Она сидела, упираясь рукой в подоконник, как в перила на краю.
— Мам, ну что ты. Это просто дом.
— Это моя жизнь.
Губы дрогнули, искривились ещё сильнее, но голос был твёрдый.
— Ты там живёшь, как хочешь. А я здесь доживу, как могу.
— Ты одна здесь не можешь.
Он поднял ладони, будто прикрываясь.
— Я уже одной была, — сказала она. — И ничего.
В этой фразе было не обвинение, а констатация: факт, который он не успеет отменить никаким переездом.
За дверью снова залаяла чужая собака.
По улице кто‑то прошёл, фонари отразились в лужах.
Мать всё ещё держалась за подоконник, будто земля под домом треснула и её тянет куда‑то вниз.
— Отпусти руку, — тихо сказал он.
— Не отпущу.
Они смотрели друг на друга, как два человека по разные стороны стекла.
Он вдруг увидел не старуху, а ту женщину в ситцевом платье, которая когда‑то в этом доме делала всё сама: и грядки, и скатерти, и его уроки.
Он хотел ещё спорить, но слова закончились раньше аргументов.
Молчание само повернуло его к двери.
В кухне было темнее, лампочка мигала.
Он постоял, подышал, дал сердцу успокоиться.
Окно отражало в себе чужого мужика в мятой рубашке.
Вода в тазу с бельём остыла, на поверхности плавали светлые рукава, наволочка, уголок того самого фартука.

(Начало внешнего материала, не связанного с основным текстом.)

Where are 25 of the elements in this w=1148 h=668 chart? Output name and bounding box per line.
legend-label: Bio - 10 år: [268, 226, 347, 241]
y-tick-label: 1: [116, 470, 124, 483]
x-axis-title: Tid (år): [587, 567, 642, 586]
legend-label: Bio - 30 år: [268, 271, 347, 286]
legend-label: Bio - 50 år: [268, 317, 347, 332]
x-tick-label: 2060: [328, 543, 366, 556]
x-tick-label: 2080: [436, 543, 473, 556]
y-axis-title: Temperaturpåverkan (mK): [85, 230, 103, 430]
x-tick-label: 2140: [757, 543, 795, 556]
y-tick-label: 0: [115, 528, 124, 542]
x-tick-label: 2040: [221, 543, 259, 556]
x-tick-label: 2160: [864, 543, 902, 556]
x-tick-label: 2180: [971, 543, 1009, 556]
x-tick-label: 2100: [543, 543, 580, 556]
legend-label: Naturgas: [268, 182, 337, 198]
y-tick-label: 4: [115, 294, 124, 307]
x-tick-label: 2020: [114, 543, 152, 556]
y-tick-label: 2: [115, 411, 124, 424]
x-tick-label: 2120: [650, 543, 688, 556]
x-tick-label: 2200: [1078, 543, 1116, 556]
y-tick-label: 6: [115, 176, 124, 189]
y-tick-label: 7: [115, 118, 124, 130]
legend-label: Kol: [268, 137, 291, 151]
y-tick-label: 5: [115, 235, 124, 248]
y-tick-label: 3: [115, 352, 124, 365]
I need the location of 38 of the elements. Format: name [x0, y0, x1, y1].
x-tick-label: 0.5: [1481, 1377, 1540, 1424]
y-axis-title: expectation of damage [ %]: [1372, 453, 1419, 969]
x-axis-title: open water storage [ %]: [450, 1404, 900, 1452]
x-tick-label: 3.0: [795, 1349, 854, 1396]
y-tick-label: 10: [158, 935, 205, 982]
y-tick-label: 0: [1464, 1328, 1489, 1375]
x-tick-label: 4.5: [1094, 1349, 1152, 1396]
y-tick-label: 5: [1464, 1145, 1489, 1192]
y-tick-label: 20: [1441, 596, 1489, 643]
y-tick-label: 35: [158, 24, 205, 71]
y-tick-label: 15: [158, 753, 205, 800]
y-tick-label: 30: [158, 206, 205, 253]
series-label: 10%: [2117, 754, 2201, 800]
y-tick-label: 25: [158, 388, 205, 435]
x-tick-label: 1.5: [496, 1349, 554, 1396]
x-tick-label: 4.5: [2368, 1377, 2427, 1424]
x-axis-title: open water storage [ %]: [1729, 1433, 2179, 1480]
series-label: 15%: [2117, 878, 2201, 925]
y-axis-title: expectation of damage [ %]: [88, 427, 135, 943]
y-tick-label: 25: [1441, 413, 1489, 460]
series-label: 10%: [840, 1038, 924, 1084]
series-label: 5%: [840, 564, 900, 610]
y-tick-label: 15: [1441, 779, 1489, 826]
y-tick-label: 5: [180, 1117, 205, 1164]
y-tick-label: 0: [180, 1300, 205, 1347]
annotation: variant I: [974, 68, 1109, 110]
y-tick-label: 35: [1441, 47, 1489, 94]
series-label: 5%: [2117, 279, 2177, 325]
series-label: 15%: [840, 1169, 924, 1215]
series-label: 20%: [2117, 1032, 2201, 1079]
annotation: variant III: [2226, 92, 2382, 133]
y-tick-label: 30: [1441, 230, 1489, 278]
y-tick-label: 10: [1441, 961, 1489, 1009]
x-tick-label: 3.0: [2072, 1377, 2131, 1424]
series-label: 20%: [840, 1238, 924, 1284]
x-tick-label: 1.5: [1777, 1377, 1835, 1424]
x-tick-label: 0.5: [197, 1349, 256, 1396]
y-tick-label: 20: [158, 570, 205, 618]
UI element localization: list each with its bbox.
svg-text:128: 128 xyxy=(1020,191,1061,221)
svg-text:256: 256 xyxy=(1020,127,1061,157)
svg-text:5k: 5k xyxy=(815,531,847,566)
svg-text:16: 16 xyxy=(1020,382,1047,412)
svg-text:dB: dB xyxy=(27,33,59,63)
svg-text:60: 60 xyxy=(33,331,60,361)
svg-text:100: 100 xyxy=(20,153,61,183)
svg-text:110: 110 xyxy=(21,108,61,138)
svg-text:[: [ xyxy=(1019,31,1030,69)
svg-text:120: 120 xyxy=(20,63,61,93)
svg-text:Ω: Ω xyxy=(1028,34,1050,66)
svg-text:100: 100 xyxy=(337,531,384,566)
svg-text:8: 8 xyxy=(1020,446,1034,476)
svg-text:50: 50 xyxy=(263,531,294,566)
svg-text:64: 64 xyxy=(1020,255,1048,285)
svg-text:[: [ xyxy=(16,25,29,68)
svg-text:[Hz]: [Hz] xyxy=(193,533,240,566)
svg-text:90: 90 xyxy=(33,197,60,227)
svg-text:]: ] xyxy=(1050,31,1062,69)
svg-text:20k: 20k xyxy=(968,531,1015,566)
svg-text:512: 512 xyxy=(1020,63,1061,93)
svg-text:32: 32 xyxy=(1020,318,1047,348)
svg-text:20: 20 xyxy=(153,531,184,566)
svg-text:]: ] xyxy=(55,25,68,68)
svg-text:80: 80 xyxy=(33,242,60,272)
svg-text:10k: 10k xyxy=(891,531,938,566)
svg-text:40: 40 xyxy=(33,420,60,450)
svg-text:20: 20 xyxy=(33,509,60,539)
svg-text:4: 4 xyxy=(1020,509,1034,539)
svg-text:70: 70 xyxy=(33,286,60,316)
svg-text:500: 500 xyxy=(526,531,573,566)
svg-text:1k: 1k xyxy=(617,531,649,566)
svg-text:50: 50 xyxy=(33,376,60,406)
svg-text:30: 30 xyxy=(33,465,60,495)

Он опустил руки в прохладную воду, вытащил фартук, тяжёлый, мокрый.
Ткань липла к пальцам.
Гуси на животах расплылись, но всё равно смотрели вперёд — упрямо.
Он осторожно отжал воду, чтобы не перекрутить.
Капли шлёпались в таз, разбивая тишину мелкими всплесками.
В коридоре послышался её тяжёлый шаг — она, видимо, всё же встала, подтащилась поближе, но в кухню не зашла.
Он вышел во двор.
Небо низко нависло, из темноты под ногами пахнуло мокрой землёй, гнилыми яблоками.
Верёвка для белья провисла между старой яблоней и сараем, как линия, разделяющая тогда и теперь.
Он повесил фартук, расправил.
Гуси выстроились в ровную шеренгу, как на старой фотографии.
Каждую складку он разгладил ладонью, пока ткань не легла ровно.
Капли медленно стекали по подолу, срывались, падали на чёрную землю, где когда‑то была грядка с луком.
Он стоял, пока пальцы не заныли от холода.
Дом за спиной светился одним квадратом окна, в котором взад‑вперёд двигалась её тень.
Он тронул край фартука ещё раз, словно проверяя: держится.
И подумал, что некоторые вещи можно не спасать, а просто не отпускать раньше времени.
Где‑то в темноте зашуршала соседка, наверняка выглянула из‑за забора — убедиться, что он всё‑таки остался ночевать.
Он не обернулся.
Верёвка слегка качнулась от ветра, фартук дрогнул, но остался на месте.